Algumas observações analíticas mais importantes
Começando pelos dados demográficos e no que toca ao emprego público, em valor absoluto, ele apresenta uma linha de tendência ascendente, atingindo o seu máximo em 1991 e verificando-se que em 2008 já teria declinado. Em valor relativo, a sua percentagem face aos activos (bem como à população total) acompanha essa mesma linha de evolução com um pico em 1991 e uma descida em 2008.
Quanto à distribuição interna do emprego público o fenómeno mais relevante é indubitavelmente o crescimento do pessoal afecto às funções sociais do Estado (sobretudo educação e saúde, por esta ordem de importância). Esta é uma tendência de fundo que não deve atribuir-se exclusivamente à mudança de regime político ocorrida em 1974-76. De facto, se considerarmos os dispositivos de previdência social pública, pode datar-se do início da década de 60 o início da construção entre nós do Estado-providência.

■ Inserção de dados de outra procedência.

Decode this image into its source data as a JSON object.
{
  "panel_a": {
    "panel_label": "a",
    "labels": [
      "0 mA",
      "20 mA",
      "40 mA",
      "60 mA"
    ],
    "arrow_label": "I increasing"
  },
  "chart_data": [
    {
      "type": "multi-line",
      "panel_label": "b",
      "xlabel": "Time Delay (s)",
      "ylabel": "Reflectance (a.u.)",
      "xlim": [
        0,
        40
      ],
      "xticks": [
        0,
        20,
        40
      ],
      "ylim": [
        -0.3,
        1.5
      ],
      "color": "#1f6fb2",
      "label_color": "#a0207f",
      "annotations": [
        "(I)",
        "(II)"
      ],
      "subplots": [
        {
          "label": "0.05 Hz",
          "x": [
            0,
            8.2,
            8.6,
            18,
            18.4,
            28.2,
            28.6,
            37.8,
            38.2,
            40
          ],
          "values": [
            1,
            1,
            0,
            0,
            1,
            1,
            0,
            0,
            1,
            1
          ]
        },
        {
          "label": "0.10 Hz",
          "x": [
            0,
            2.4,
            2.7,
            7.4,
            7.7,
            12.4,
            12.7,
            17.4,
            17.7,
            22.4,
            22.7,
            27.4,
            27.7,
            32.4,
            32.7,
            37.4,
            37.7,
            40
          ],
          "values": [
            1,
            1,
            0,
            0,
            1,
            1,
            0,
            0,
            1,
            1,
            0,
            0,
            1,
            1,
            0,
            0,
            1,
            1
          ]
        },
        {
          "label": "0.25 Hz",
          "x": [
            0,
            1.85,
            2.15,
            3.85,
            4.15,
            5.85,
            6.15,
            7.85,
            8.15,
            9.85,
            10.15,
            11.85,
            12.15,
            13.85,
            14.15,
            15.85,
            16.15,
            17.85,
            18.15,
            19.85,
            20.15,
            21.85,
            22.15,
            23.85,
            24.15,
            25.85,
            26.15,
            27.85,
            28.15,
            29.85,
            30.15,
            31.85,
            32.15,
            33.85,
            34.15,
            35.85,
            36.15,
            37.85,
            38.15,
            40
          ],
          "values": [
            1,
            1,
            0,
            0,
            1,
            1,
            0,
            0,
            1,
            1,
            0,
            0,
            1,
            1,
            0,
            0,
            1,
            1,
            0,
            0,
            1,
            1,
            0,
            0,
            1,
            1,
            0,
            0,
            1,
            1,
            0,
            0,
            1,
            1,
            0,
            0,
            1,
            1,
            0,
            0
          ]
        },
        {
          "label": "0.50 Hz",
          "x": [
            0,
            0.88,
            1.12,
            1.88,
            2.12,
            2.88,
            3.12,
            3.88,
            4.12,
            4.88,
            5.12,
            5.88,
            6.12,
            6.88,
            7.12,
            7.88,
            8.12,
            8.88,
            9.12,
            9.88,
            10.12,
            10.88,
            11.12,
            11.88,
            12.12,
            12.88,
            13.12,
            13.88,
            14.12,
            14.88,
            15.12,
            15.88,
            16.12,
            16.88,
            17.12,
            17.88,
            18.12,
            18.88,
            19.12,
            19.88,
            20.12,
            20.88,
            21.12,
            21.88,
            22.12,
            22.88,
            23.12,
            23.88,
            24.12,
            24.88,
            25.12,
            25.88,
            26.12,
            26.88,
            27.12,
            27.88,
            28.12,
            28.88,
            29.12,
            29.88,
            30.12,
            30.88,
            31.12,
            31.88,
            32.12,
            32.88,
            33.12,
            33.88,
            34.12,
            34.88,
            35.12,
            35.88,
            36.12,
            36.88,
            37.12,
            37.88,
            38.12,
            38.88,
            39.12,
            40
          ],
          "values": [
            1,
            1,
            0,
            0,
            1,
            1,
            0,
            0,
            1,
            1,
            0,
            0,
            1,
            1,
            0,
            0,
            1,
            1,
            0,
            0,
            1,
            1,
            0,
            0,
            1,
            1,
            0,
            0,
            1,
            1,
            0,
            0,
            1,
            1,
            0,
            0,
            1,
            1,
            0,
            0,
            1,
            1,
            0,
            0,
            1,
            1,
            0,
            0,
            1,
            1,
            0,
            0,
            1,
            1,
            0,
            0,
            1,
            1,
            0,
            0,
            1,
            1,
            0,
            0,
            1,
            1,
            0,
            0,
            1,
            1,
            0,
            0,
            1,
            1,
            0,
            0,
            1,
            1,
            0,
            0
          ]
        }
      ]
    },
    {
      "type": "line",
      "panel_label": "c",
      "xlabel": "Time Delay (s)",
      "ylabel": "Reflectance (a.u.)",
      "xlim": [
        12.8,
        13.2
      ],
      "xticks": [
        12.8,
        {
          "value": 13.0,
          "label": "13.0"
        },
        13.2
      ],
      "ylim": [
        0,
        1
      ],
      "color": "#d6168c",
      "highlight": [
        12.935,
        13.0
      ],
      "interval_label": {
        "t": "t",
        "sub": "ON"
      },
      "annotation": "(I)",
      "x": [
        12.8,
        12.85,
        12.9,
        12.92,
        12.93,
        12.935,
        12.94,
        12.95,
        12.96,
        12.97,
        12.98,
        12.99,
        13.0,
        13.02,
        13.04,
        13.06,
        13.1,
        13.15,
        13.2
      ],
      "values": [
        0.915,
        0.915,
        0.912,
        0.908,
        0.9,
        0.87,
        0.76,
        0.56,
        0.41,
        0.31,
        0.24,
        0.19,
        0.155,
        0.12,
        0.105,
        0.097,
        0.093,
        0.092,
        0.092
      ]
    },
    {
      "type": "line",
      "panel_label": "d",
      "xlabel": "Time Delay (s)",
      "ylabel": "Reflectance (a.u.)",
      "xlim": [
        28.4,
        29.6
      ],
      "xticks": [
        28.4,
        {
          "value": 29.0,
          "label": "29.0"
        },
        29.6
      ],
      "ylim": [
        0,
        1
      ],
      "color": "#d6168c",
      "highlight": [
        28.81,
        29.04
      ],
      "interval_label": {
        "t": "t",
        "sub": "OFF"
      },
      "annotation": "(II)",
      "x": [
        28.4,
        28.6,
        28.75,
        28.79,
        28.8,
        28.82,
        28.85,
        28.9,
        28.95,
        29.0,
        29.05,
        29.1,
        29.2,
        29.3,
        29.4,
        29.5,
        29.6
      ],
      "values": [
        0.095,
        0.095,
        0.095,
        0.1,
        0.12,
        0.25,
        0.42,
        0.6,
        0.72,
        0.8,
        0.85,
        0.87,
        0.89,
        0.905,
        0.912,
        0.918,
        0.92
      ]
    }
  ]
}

Assim, verifica-se, para as funções de soberania, em números absolutos, uma evolução ascendente com um pico notável em 1970 (auge do esforço na defesa e desenvolvimento do ultramar), seguindo-se depois uma contínua queda desta categoria de funcionários. Porém, em termos de distribuição percentual, a evolução apresenta-se com um perfil um pouco diferente, com uma quase estabilização alta (acima dos 60%) nos dois primeiros momentos, uma descida abrupta para pouco mais de 20% entre 1970 e 1991 (muito por conta da “desmilitarização” da sociedade), que se mantém em nível vizinho vinte anos depois.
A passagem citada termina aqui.